W Hali Stulecia obecne były czołowe postacie świata polityki i kultury. Przyjechali m.in. Bronisław Komorowski, Jerzy Buzek, Grzegorz Schetyna, Bogdan Zdrojewski, Andrzej Wajda czy Krzysztof Penderecki. Zabrakło premiera Donalda Tuska, który swe pozostanie w Warszawie tłumaczył „ważnymi sprawami”. Wśród gości z zagranicy należałoby wymienić Jonathana Millsa, odpowiadającego za Międzynarodowy Festiwal Edynburski czy Androullę Vassiliou, komisarza UE do spraw edukacji i kultury. Wrocław reprezentowany był przez Rafała Dutkiewicza. - Witajcie w 1000-letnim Wrocławiu. Mikrokosmosie Europy – powiedział, witając przybyłych gości.
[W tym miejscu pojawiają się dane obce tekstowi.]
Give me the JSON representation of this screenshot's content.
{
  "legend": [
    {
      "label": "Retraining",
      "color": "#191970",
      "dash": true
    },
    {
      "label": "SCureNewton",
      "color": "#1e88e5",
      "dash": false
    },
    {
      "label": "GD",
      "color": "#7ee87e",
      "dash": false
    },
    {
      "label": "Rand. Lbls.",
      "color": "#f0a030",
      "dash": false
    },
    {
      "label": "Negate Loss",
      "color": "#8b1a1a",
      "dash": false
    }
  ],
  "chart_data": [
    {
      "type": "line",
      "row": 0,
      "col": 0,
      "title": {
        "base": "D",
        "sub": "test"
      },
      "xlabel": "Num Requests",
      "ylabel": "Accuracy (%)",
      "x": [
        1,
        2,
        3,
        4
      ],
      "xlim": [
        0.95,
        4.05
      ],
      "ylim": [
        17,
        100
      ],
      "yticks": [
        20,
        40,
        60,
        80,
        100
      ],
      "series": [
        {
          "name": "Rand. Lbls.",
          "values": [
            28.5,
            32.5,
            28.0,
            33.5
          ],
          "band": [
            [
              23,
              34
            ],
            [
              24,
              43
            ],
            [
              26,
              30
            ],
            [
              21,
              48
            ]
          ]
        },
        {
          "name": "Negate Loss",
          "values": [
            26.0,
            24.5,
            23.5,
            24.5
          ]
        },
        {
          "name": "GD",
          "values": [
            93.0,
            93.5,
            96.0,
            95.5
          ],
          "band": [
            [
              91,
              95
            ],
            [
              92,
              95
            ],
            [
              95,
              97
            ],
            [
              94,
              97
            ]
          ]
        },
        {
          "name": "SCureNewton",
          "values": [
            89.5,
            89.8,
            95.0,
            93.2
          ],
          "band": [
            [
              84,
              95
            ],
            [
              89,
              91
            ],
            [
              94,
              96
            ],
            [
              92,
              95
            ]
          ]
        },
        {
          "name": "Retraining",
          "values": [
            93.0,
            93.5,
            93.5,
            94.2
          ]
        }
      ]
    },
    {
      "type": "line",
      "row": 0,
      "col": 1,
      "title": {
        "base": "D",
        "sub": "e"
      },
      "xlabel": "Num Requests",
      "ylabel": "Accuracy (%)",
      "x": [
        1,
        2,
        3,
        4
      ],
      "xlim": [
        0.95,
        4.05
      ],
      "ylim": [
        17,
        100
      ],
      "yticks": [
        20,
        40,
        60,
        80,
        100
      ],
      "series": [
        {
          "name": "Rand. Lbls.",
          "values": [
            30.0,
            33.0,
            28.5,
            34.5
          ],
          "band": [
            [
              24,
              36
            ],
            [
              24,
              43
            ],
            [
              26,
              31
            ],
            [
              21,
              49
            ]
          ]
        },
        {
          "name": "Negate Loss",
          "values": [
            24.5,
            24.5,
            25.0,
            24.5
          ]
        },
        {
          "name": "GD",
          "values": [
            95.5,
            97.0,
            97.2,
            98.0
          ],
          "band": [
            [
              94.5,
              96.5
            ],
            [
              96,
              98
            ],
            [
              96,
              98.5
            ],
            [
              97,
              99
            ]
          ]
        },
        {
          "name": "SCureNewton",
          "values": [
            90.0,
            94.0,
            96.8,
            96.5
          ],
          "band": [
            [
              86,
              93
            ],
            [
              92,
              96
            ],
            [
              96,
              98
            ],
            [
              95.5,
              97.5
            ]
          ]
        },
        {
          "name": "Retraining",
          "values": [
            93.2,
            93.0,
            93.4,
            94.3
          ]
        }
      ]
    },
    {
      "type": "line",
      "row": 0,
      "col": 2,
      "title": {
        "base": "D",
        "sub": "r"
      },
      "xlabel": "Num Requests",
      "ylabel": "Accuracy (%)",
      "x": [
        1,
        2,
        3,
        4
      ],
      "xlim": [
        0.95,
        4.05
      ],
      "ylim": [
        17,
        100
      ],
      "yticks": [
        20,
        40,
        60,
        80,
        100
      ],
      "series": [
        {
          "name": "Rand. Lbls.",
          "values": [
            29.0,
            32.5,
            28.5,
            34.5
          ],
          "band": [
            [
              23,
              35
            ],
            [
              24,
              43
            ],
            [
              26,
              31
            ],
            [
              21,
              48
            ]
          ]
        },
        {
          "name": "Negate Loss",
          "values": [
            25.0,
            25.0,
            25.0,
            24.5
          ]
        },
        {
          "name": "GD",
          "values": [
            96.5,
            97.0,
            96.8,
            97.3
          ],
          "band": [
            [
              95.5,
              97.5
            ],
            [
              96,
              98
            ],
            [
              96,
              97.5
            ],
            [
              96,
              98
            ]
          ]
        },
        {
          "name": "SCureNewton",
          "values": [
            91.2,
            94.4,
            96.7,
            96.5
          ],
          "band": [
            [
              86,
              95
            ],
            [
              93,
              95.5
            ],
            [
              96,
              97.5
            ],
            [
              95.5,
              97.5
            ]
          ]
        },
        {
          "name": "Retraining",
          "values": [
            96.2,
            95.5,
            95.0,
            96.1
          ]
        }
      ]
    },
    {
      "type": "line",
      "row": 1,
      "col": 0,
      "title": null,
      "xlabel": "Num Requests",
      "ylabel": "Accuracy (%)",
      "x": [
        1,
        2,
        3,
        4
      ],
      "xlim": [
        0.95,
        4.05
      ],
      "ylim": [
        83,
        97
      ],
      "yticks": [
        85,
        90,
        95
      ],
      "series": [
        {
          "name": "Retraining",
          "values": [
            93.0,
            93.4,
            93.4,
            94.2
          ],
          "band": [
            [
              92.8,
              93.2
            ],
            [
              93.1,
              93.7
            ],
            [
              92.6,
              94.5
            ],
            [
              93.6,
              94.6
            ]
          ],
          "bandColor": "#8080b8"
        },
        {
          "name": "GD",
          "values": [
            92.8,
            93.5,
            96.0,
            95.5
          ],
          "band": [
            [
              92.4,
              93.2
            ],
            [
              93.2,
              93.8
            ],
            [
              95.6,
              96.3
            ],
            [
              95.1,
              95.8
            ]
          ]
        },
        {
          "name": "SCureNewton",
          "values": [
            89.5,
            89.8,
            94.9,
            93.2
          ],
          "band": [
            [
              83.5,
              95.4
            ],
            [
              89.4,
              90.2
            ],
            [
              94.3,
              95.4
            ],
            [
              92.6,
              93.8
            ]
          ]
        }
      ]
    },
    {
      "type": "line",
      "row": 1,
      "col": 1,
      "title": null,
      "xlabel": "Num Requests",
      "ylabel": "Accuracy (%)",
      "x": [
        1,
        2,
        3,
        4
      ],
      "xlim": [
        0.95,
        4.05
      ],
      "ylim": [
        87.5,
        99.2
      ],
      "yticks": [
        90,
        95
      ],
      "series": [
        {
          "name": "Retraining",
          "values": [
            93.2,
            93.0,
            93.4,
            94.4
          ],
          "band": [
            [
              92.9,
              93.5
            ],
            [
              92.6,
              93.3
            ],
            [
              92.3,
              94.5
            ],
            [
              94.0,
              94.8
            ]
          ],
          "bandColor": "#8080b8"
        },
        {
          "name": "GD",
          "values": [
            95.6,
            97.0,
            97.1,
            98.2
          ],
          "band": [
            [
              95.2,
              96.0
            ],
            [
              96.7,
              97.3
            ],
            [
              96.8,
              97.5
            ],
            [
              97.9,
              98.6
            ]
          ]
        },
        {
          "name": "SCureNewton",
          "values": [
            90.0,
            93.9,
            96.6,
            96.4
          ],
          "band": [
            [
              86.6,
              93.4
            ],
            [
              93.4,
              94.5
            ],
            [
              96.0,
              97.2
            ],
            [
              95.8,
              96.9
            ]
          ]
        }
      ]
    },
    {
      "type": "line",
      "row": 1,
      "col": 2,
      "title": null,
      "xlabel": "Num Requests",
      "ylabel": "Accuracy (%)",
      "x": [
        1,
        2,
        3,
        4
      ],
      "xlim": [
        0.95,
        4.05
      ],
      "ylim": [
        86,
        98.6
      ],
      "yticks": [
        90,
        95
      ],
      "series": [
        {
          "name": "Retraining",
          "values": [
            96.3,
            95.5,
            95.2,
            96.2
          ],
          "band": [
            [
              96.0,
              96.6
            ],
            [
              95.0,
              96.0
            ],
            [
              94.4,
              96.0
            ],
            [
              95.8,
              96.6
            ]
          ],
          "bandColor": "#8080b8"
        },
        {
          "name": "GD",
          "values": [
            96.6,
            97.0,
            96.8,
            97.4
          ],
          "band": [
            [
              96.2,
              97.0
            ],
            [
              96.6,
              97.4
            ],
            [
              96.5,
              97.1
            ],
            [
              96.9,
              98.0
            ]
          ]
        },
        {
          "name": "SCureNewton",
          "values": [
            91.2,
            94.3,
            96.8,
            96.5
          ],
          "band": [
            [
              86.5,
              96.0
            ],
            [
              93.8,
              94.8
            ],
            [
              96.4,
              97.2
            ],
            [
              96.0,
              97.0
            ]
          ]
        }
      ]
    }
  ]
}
Przemawiający podczas inauguracji kładli duży nacisk na rolę kultury, jako najważniejszego kapitału Europy. Następnie rozpoczął się wykład prof. Zygmunta Baumana.
Równolegle wiele działo się przed samą Halą Stulecia. Happening zorganizowała Pomarańczowa Alternatywa. W momencie gdy Grzegorz Schetyna opowiadał o niej w środku, na zewnątrz Waldemar Fydrych przekonywał, że organizatorzy nie byli zainteresowani jego wykładem ani filmami dokumentującymi działalność.
Problemy z wejściem na inauguracje miało również sporo osób zarejestrowanych. Ze względu na obecność prezydenta Polski organizatorzy Europejskiego Kongresu Kultury prosili o wcześniejsze przybycie. Zgodnie z informacją na stronie wejścia dla publiczności były otwarte od 15.00 do 16.45. Z nieoficjalnych informacji dowiedzieliśmy się, że z ponad 3000. zarejestrowanych na inaugurację weszło około 1200 osób. Pozostali niestety nie dostali się do środka. Winą obarczają zbyt powolne kontrole pracowników Biura Ochrony Rządu, którzy dokładnie sprawdzali wszystkich wykrywaczami metali. Jak się okazało, przeznaczony na to czas był zbyt krótki.
- Wiemy o problemach, jakie mieli dziennikarze – poinformowało nas biuro prasowe kongresu, mieszczące się w Warszawie. - Mieli oni wchodzić między godz. 13.00 a 15.30. Później niestety ze względów bezpieczeństwa i od nas niezależnych wytycznych nie mogli zostać wpuszczeni. Problem z wejściem, o których pani mówi, nie słyszeliśmy.
Trudno uwierzyć, że ponad 2/3 osób zarejestrowanych zrezygnowało z przyjścia na inaugurację...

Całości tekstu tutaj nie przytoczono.